December 4, 2012 -- In a follow up to last week’s revelation that Iran was effectively selling gas to Turkey and taking gold bullion in payment, the U.S. State Department confirmed today that it was in discussions with Turkish officials about the scope of U.S. sanctions, Reuters reported.
The news outlet reported that spokesman from the State Department said, “We continue to consult closely with Turkey and all other countries on the scope of U.S. sanctions against Iran, and will pursue any evidence of potentially sanctionable transactions."
Despite U.S. sanctions on countries that provide Iran with capital or precious metals, Turkey has continued to purchase natural gas and oil from Iran. Due to the sanctions, Iran cannot use electronic transfer systems to accept payment. Turkey is buying the fuel with Turkish lira, which Iran is then using to purchase Turkish gold bullion. It is not clear how Iran then transports the gold back to its home turf, but it is believed that it is being routed by courier through Dubai in the United Arab Emirates.
Yesterday, Turkey’s energy minister refuted the notion that the country’s purchase of natural gas is prohibited by U.S. sanctions, indicating that the country will continue the practice.
The sanctions are based on the U.S. governments concerns about Iran’s uranium enrichment programs, which is widely believed to be part of the country’s nuclear armament program. Officials in Iran continue to deny this program exists, despite extensive evidence and rhetoric.

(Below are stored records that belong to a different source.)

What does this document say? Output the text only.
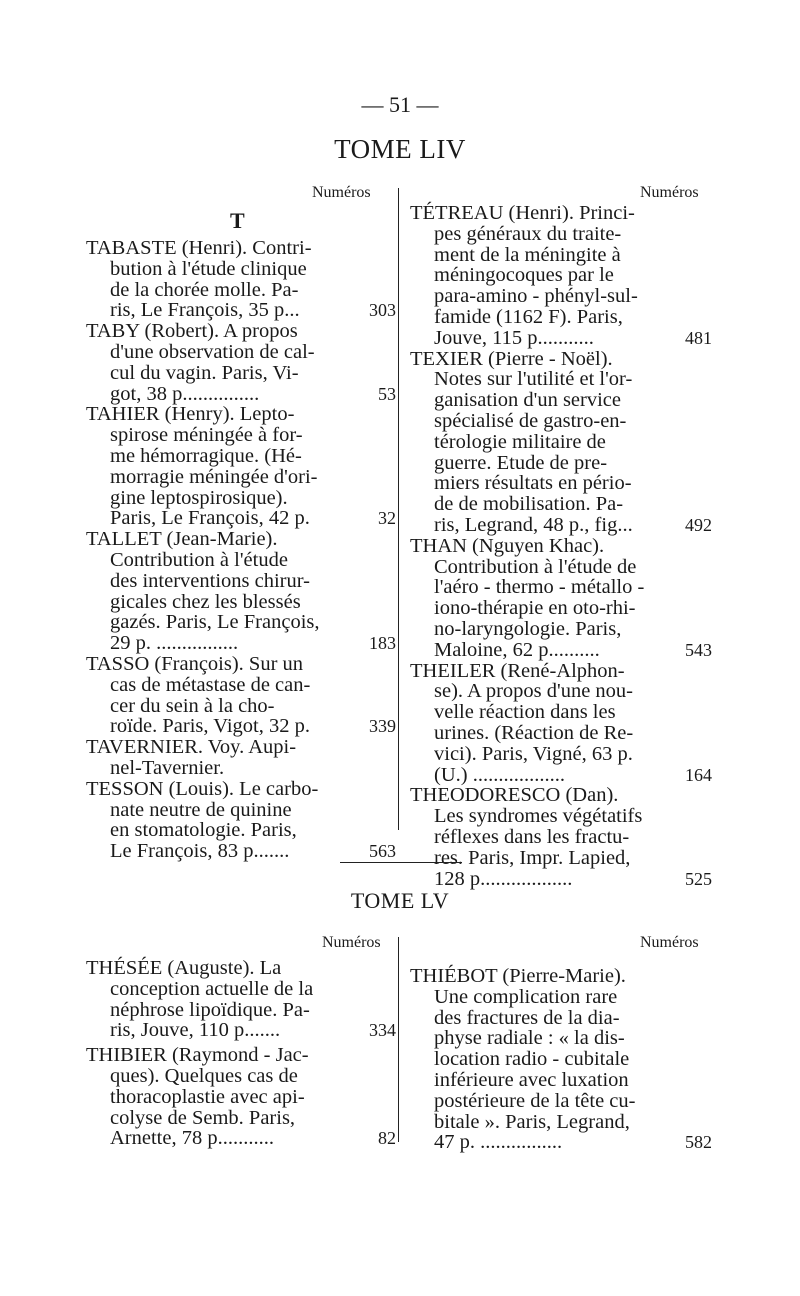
— 51 —
TOME LIV
Numéros	Numéros
T
TABASTE (Henri). Contri-
bution à l'étude clinique
de la chorée molle. Pa-
ris, Le François, 35 p...	303
TABY (Robert). A propos
d'une observation de cal-
cul du vagin. Paris, Vi-
got, 38 p...............	53
TAHIER (Henry). Lepto-
spirose méningée à for-
me hémorragique. (Hé-
morragie méningée d'ori-
gine leptospirosique).
Paris, Le François, 42 p.	32
TALLET (Jean-Marie).
Contribution à l'étude
des interventions chirur-
gicales chez les blessés
gazés. Paris, Le François,
29 p. ................	183
TASSO (François). Sur un
cas de métastase de can-
cer du sein à la cho-
roïde. Paris, Vigot, 32 p.	339
TAVERNIER. Voy. Aupi-
nel-Tavernier.
TESSON (Louis). Le carbo-
nate neutre de quinine
en stomatologie. Paris,
Le François, 83 p.......	563
TÉTREAU (Henri). Princi-
pes généraux du traite-
ment de la méningite à
méningocoques par le
para-amino - phényl-sul-
famide (1162 F). Paris,
Jouve, 115 p...........	481
TEXIER (Pierre - Noël).
Notes sur l'utilité et l'or-
ganisation d'un service
spécialisé de gastro-en-
térologie militaire de
guerre. Etude de pre-
miers résultats en pério-
de de mobilisation. Pa-
ris, Legrand, 48 p., fig...	492
THAN (Nguyen Khac).
Contribution à l'étude de
l'aéro - thermo - métallo -
iono-thérapie en oto-rhi-
no-laryngologie. Paris,
Maloine, 62 p..........	543
THEILER (René-Alphon-
se). A propos d'une nou-
velle réaction dans les
urines. (Réaction de Re-
vici). Paris, Vigné, 63 p.
(U.) ..................	164
THEODORESCO (Dan).
Les syndromes végétatifs
réflexes dans les fractu-
res. Paris, Impr. Lapied,
128 p..................	525
TOME LV
Numéros	Numéros
THÉSÉE (Auguste). La
conception actuelle de la
néphrose lipoïdique. Pa-
ris, Jouve, 110 p.......	334
THIBIER (Raymond - Jac-
ques). Quelques cas de
thoracoplastie avec api-
colyse de Semb. Paris,
Arnette, 78 p...........	82
THIÉBOT (Pierre-Marie).
Une complication rare
des fractures de la dia-
physe radiale : « la dis-
location radio - cubitale
inférieure avec luxation
postérieure de la tête cu-
bitale ». Paris, Legrand,
47 p. ................	582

In an effort to further stem the country’s trade, the U.S. Senate passed a measure last Friday that is intended to slow the movement of gold from Turkey into Iran, and further frustrate Tehran’s nuclear program. If passed into law, this would be the third round of sanctions against the country within a year.
The new measures are targeted at Iran’s energy, shipping and shipbuilding sectors, which are already under duress from U.S. sanctions. The new legislation goes further, restricting trade with Iran in precious metals, graphite, aluminum and steel, metallurgical coal and software for integrating industrial processes. Of course, precious metals include gold, silver, and platinum, among many others.
Reuters reports that Turkey is Iran’s largest gas customer.